LA ARGENTINA QUE VI (3): PEQUEÑAS COSAS

A menudo la atención se me queda prendida en los detalles.
   Tomo nota de pintadas que nos salen al paso y me llaman a leerlas con su poético dramatismo: “Ni dioses ni maridos”, proclama, drástica, una; “O libres o muertos, jamás esclavos”, consigna, contundente, otra. Alguna desciende de la filosofía política revolucionaria a la concreción reivindicativa y echa en falta a Santiago (Maldonado) (1), como exigiendo que aparezca o denunciando su pérdida.
   Un letrero pillado al vuelo informa de la razón de ser de un establecimiento, que se dedica a la compostura de zapatos. Poco más allá, alguien habla de un motorista que ha dejado su vehículo aparcado y volverá pronto, y por mucho que busco la moto no la encuentro: es un auto el que aguarda a su conductor. Pregunto por una dirección y me indican, amables, a cuántas cuadras se halla. Oír español a diez mil kilómetros de España requiere de cierto aprendizaje. Y no deja de tener su encanto pedir en un asador un bife de chorizo y que te traigan una sabrosa carne, que creo solomillo de ternera, sin pizca de chorizo.
   Me meto por una calle estrecha y larga, y enseguida me parece haber dado, sin quererlo, con un gremio peculiar. Una tienda tras otra lucen idéntico cartel. Todas compran oro. No sé qué me sorprende más, si este insólito arrimo de competidores o que tanta gente posea el preciado metal y esté dispuesta a deshacerse de él. ¿Significará esto último que a glorias pretéritas se contrapone un presente de decadencia y apreturas?  ¿Y cómo decidirá el vendedor qué establecimiento se quedará con sus joyas?

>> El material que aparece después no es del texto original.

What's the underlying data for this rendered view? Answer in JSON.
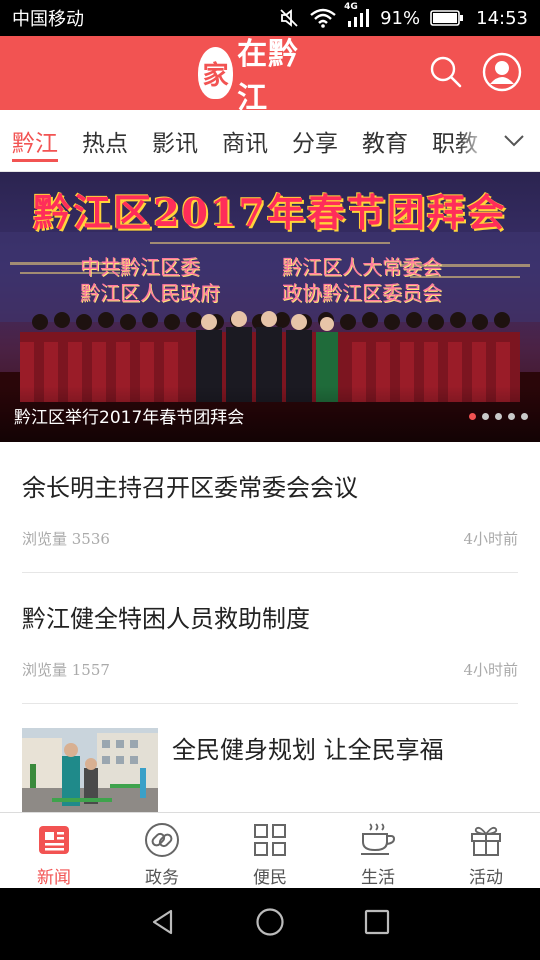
{
  "status_bar": {
    "carrier": "中国移动",
    "network": "4G",
    "battery_percent": "91%",
    "time": "14:53",
    "icons": [
      "mute-icon",
      "wifi-icon",
      "signal-icon",
      "battery-icon"
    ]
  },
  "header": {
    "logo_badge": "家",
    "logo_text": "在黔江",
    "icons": [
      "search-icon",
      "user-icon"
    ],
    "colors": {
      "brand": "#f25352"
    }
  },
  "tabs": {
    "items": [
      {
        "label": "黔江",
        "active": true
      },
      {
        "label": "热点",
        "active": false
      },
      {
        "label": "影讯",
        "active": false
      },
      {
        "label": "商讯",
        "active": false
      },
      {
        "label": "分享",
        "active": false
      },
      {
        "label": "教育",
        "active": false
      },
      {
        "label": "职教",
        "active": false
      }
    ],
    "more_icon": "chevron-down-icon"
  },
  "banner": {
    "headline_art": "黔江区2017年春节团拜会",
    "sub_art_left": [
      "中共黔江区委",
      "黔江区人民政府"
    ],
    "sub_art_right": [
      "黔江区人大常委会",
      "政协黔江区委员会"
    ],
    "caption": "黔江区举行2017年春节团拜会",
    "slide_count": 5,
    "active_slide": 1
  },
  "news": [
    {
      "title": "余长明主持召开区委常委会会议",
      "views": "浏览量 3536",
      "time": "4小时前"
    },
    {
      "title": "黔江健全特困人员救助制度",
      "views": "浏览量 1557",
      "time": "4小时前"
    },
    {
      "title": "全民健身规划 让全民享福"
    }
  ],
  "bottom_nav": [
    {
      "label": "新闻",
      "icon": "news-icon",
      "active": true
    },
    {
      "label": "政务",
      "icon": "link-icon",
      "active": false
    },
    {
      "label": "便民",
      "icon": "grid-icon",
      "active": false
    },
    {
      "label": "生活",
      "icon": "coffee-icon",
      "active": false
    },
    {
      "label": "活动",
      "icon": "gift-icon",
      "active": false
    }
  ],
  "system_nav": [
    "back-icon",
    "home-icon",
    "recents-icon"
  ]
}
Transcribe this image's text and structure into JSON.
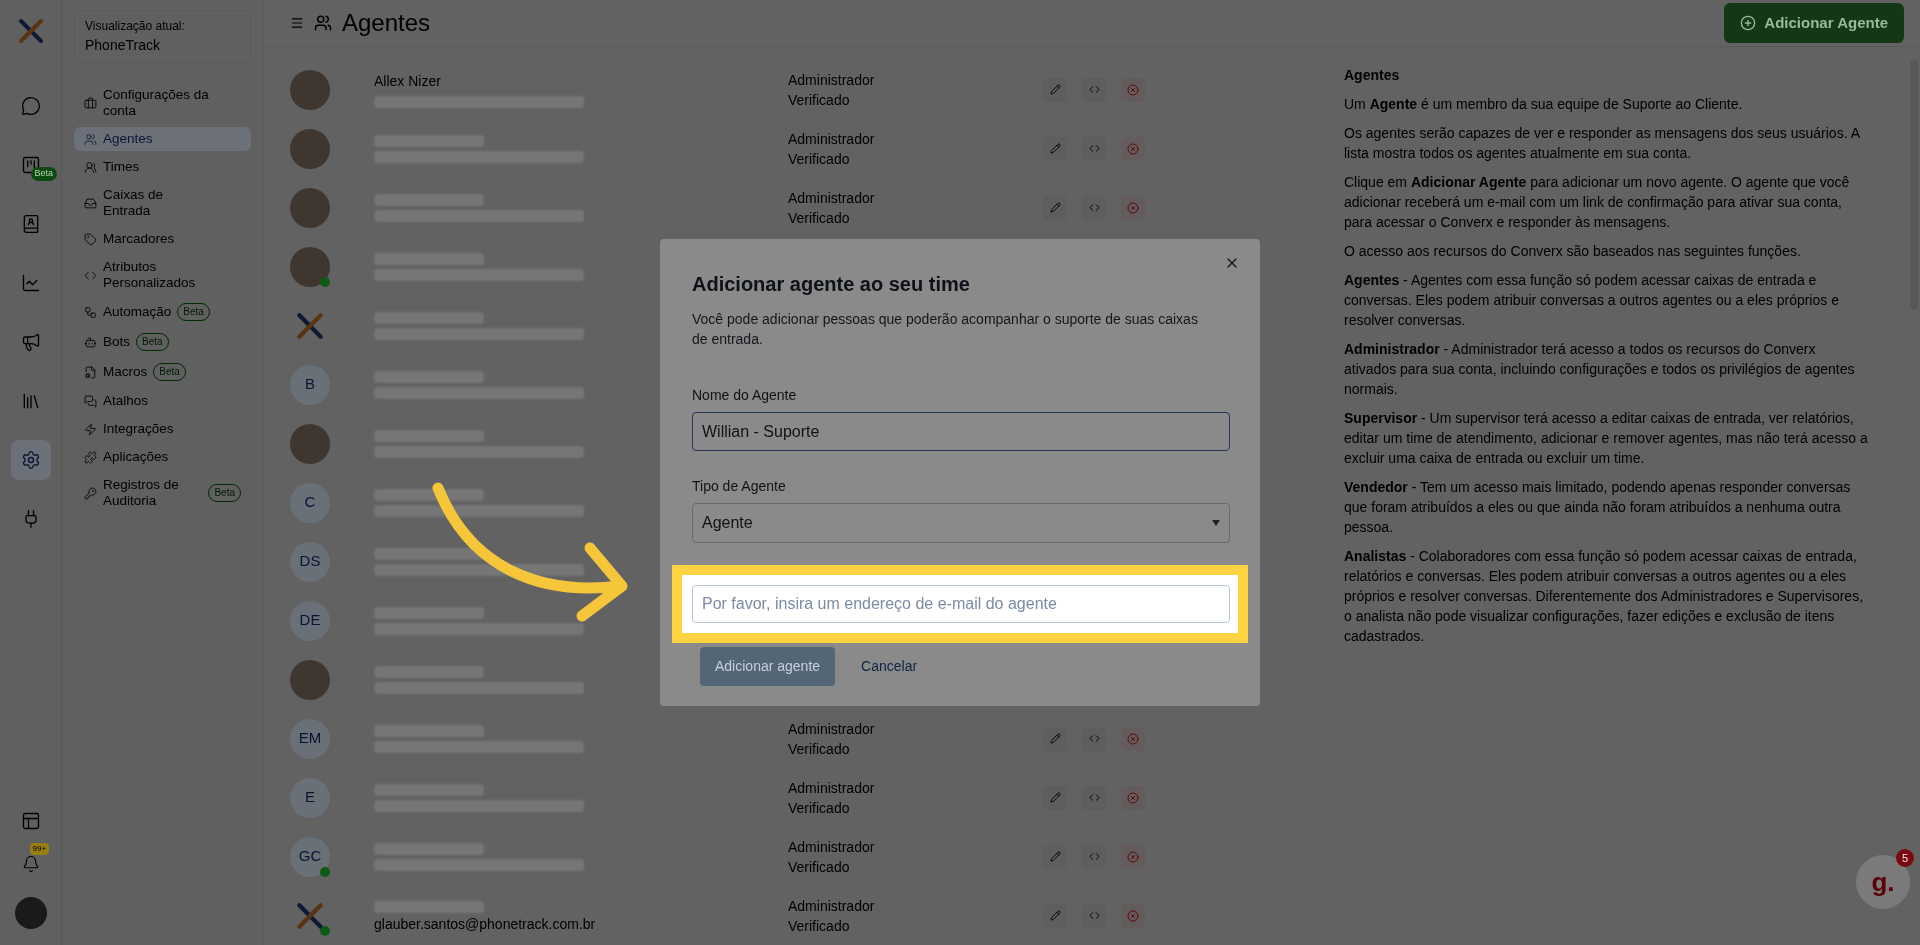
{
  "rail": {
    "items": [
      {
        "kind": "chat",
        "selected": false
      },
      {
        "kind": "board",
        "selected": false,
        "badge": "Beta"
      },
      {
        "kind": "contacts",
        "selected": false
      },
      {
        "kind": "reports",
        "selected": false
      },
      {
        "kind": "campaigns",
        "selected": false
      },
      {
        "kind": "library",
        "selected": false
      },
      {
        "kind": "settings",
        "selected": true
      },
      {
        "kind": "integrations",
        "selected": false
      }
    ],
    "bottom": {
      "notifications_badge": "99+"
    }
  },
  "sidebar": {
    "context_label": "Visualização atual:",
    "account": "PhoneTrack",
    "items": [
      {
        "kind": "briefcase",
        "label": "Configurações da conta",
        "selected": false
      },
      {
        "kind": "users",
        "label": "Agentes",
        "selected": true
      },
      {
        "kind": "team",
        "label": "Times",
        "selected": false
      },
      {
        "kind": "inbox",
        "label": "Caixas de Entrada",
        "selected": false
      },
      {
        "kind": "tag",
        "label": "Marcadores",
        "selected": false
      },
      {
        "kind": "code",
        "label": "Atributos Personalizados",
        "selected": false
      },
      {
        "kind": "automation",
        "label": "Automação",
        "selected": false,
        "badge": "Beta"
      },
      {
        "kind": "bot",
        "label": "Bots",
        "selected": false,
        "badge": "Beta"
      },
      {
        "kind": "macro",
        "label": "Macros",
        "selected": false,
        "badge": "Beta"
      },
      {
        "kind": "chats",
        "label": "Atalhos",
        "selected": false
      },
      {
        "kind": "bolt",
        "label": "Integrações",
        "selected": false
      },
      {
        "kind": "apps",
        "label": "Aplicações",
        "selected": false
      },
      {
        "kind": "key",
        "label": "Registros de Auditoria",
        "selected": false,
        "badge": "Beta"
      }
    ]
  },
  "header": {
    "title": "Agentes",
    "add_button": "Adicionar Agente"
  },
  "agents": [
    {
      "avatar": {
        "kind": "photo"
      },
      "online": false,
      "name": "Allex Nizer",
      "role": "Administrador",
      "status": "Verificado"
    },
    {
      "avatar": {
        "kind": "photo"
      },
      "online": false,
      "role": "Administrador",
      "status": "Verificado"
    },
    {
      "avatar": {
        "kind": "photo"
      },
      "online": false,
      "role": "Administrador",
      "status": "Verificado"
    },
    {
      "avatar": {
        "kind": "photo"
      },
      "online": true
    },
    {
      "avatar": {
        "kind": "logo"
      },
      "online": false
    },
    {
      "avatar": {
        "kind": "initials",
        "text": "B"
      },
      "online": false
    },
    {
      "avatar": {
        "kind": "photo"
      },
      "online": false
    },
    {
      "avatar": {
        "kind": "initials",
        "text": "C"
      },
      "online": false
    },
    {
      "avatar": {
        "kind": "initials",
        "text": "DS"
      },
      "online": false
    },
    {
      "avatar": {
        "kind": "initials",
        "text": "DE"
      },
      "online": false
    },
    {
      "avatar": {
        "kind": "photo"
      },
      "online": false
    },
    {
      "avatar": {
        "kind": "initials",
        "text": "EM"
      },
      "online": false,
      "role": "Administrador",
      "status": "Verificado"
    },
    {
      "avatar": {
        "kind": "initials",
        "text": "E"
      },
      "online": false,
      "role": "Administrador",
      "status": "Verificado"
    },
    {
      "avatar": {
        "kind": "initials",
        "text": "GC"
      },
      "online": true,
      "role": "Administrador",
      "status": "Verificado"
    },
    {
      "avatar": {
        "kind": "logo"
      },
      "online": true,
      "email": "glauber.santos@phonetrack.com.br",
      "role": "Administrador",
      "status": "Verificado"
    }
  ],
  "help": {
    "title": "Agentes",
    "paragraphs": [
      "Um **Agente** é um membro da sua equipe de Suporte ao Cliente.",
      "Os agentes serão capazes de ver e responder as mensagens dos seus usuários. A lista mostra todos os agentes atualmente em sua conta.",
      "Clique em **Adicionar Agente** para adicionar um novo agente. O agente que você adicionar receberá um e-mail com um link de confirmação para ativar sua conta, para acessar o Converx e responder às mensagens.",
      "O acesso aos recursos do Converx são baseados nas seguintes funções.",
      "**Agentes** - Agentes com essa função só podem acessar caixas de entrada e conversas. Eles podem atribuir conversas a outros agentes ou a eles próprios e resolver conversas.",
      "**Administrador** - Administrador terá acesso a todos os recursos do Converx ativados para sua conta, incluindo configurações e todos os privilégios de agentes normais.",
      "**Supervisor** - Um supervisor terá acesso a editar caixas de entrada, ver relatórios, editar um time de atendimento, adicionar e remover agentes, mas não terá acesso a excluir uma caixa de entrada ou excluir um time.",
      "**Vendedor** - Tem um acesso mais limitado, podendo apenas responder conversas que foram atribuídos a eles ou que ainda não foram atribuídos a nenhuma outra pessoa.",
      "**Analistas** - Colaboradores com essa função só podem acessar caixas de entrada, relatórios e conversas. Eles podem atribuir conversas a outros agentes ou a eles próprios e resolver conversas. Diferentemente dos Administradores e Supervisores, o analista não pode visualizar configurações, fazer edições e exclusão de itens cadastrados."
    ]
  },
  "modal": {
    "title": "Adicionar agente ao seu time",
    "description": "Você pode adicionar pessoas que poderão acompanhar o suporte de suas caixas de entrada.",
    "name_label": "Nome do Agente",
    "name_value": "Willian - Suporte",
    "type_label": "Tipo de Agente",
    "type_value": "Agente",
    "email_placeholder": "Por favor, insira um endereço de e-mail do agente",
    "email_highlighted": true,
    "submit": "Adicionar agente",
    "submit_disabled": true,
    "cancel": "Cancelar"
  },
  "help_widget": {
    "logo": "g.",
    "badge": "5"
  }
}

    Sigo andando e inopinadamente se me ocurre que deben de gustar los argentinos de llevar muy limpios los zapatos. Me tropiezo, al amparo de soportales o al abrigo de una fachada cualquiera, con limpiabotas, que ejercen al aire libre su tarea. Un negocio humilde, que no necesita de más que una silla donde sentar al cliente, un banquito donde pose el pie y un taburete pequeño para el lustrador. Una caja de la que emergen betunes, bayetas y cepillos da fe de un oficio que casi tenía en olvido.
   En una calle que recuerdo como Florida, son legión otro tipo de empresas unipersonales, que no precisan de aditamento alguno para ejercer su función, ni siquiera de local. Tan sólo se necesitan dotes de fisonomista, muy útiles para detectar turistas, y un cierto desparpajo para dirigirse a ellos y ofrecerles cambiar su moneda por el peso del país. Me pregunto si cada uno trabajará para sí o si lo harán por cuenta ajena y a comisión, y concluyo que más bien lo segundo que lo primero, pues no me imagino a un banquero, siquiera sea en ciernes, que no disponga de un capital para el trueque, y no tienen éstos pinta de adinerados. Sin atender a sus cantos de sirena, continuamos nuestra andadura, que nos queda mucho por ver.


(1) Santiago Maldonado ha sido noticia en la prensa internacional. Murió ahogado en el río Chubut. La última vez que fue visto con vida, intentaba escapar de la represión de la Gendarmería sobre la comunidad mapuche. Tardaron tiempo en encontrar su cadáver.